NatWest suffered the biggest share price drop since the Brexit vote yesterday, wiping billions off the lender’s value as savers moving to higher interest rate accounts.
NatWest reported ‘disappointing’ third-quarter results, missing analyst profit expectations and trimming its lending margins guidance in a sign that the benefits of soaring rates have peaked.
Shares tumbled as much as 18 per cent yesterday morning in their biggest dive since Britain voted to leave the European Union in June 2016, before paring earlier losses to trade down around 11 per cent.
NatWest shares closed at 182p, down 11.6 per cent, or 23.8p, knocking around £2billion off its market capitalisation. The slide cost the taxpayer £780m as the bank is still 39 per cent publicly owned following a government bailout in the 2008 financial crisis.
Analysts warned the fall could cause ministers to pause plans to sell off more shares in the immediate future.
Disappointing: Shares have been on a rollercoaster ride during Alison Rose’s troubled tenure
It came as NatWest, which also owns RBS and Ulster Bank, published the findings of an investigation into the closure of Nigel Farage’s Coutts account, with the City watchdog launching a review of the firm.
The scandal sparked a probe by the Financial Conduct Authority watchdog and forced ex-NatWest boss Dame Alison Rose to resign.
The report found the account closure to be ‘lawful’, as the bank’s relationship with Farage was ‘significantly loss-making’. But the bank failed to communicate properly and mishandled Farage’s complaint.
Banks have benefited from higher rates, which stand at 5.25 per cent, as they increase the amount of interest customers pay on mortgages and loans.
But experts said the benefits may have peaked as consumers switch to accounts with better savings rates, putting pressure on lenders’ margins.

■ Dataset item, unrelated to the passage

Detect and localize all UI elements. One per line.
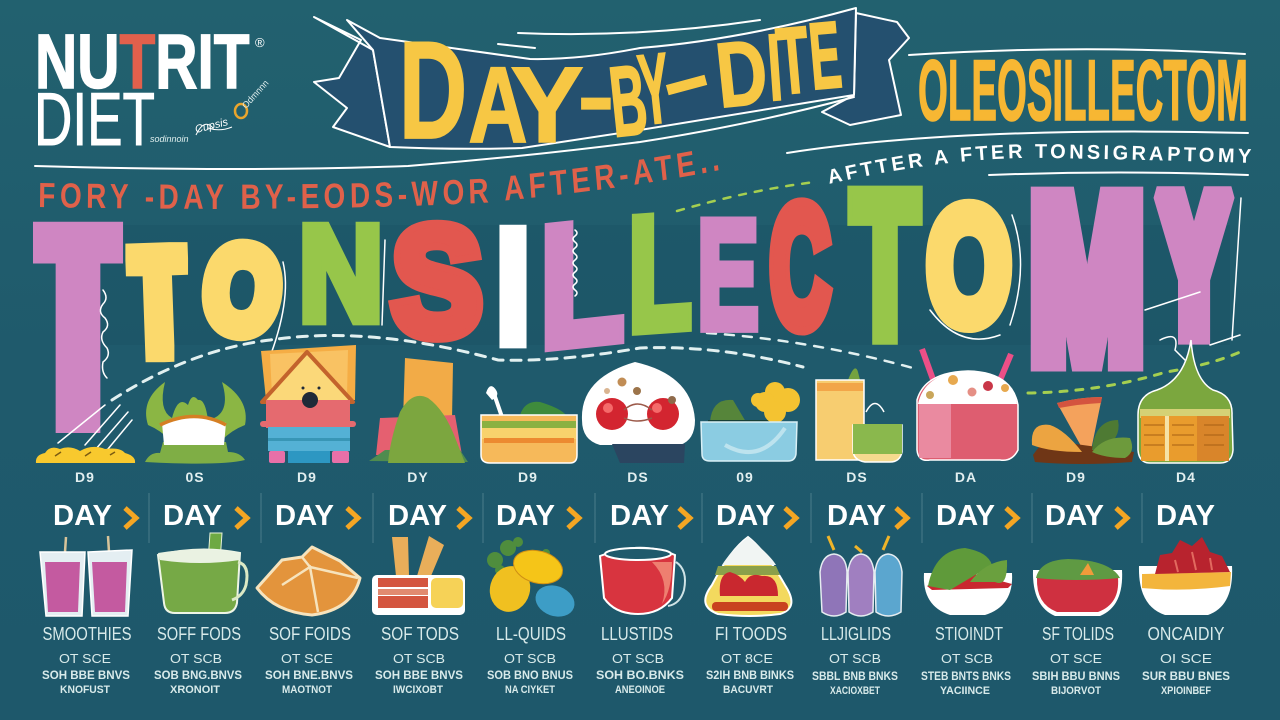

NatWest said its net interest margin (NIM) – a measure of the difference in what it pays out in deposits and what it generates in loans – fell to 2.94 per cent as more customers moved to higher rate savings accounts.
It downgraded its NIM forecast for the year from 3.2 per cent to 3.15 per cent, based on the assumption that the Bank of England holds rates for the rest of 2023. Economists expect the central bank to leave the base rate unchanged next week.
Rival Barclays also downgraded its NIM expectations this week, sending bank shares spiralling.
Richard Hunter, head of markets at Interactive Investor, said: ‘The disappointing themes which have plagued bank results have unsurprisingly been echoed at NatWest, although perhaps to a lesser extent.
‘NIM declines across the sector have taken a toll on share price performance, while also suggesting that the benefits of higher interest rates have peaked as customers seek higher returns on their cash.’
He added that the share price decline is unlikely to alter the Government’s plan to sell its NatWest stake but ‘it could hold fire in the immediate future’.
NatWest profits were up 23 per cent to £1.33billion in the quarter, compared with £1.09bn the year before, but it fell short of the £1.36billion expected by analysts. Total income increased 8 per cent to £3.5billion.
It reported a net impairment charge of £229m, reflecting ‘low and stable’ levels of loan defaults, beating its competitors.
Chief executive Paul Thwaite said: ‘The results show that NatWest is a strong bank which is performing well, generating sustainable profits and returns.
‘Credit losses and impairments remain low and we are ready and able to stand by our customers and businesses.’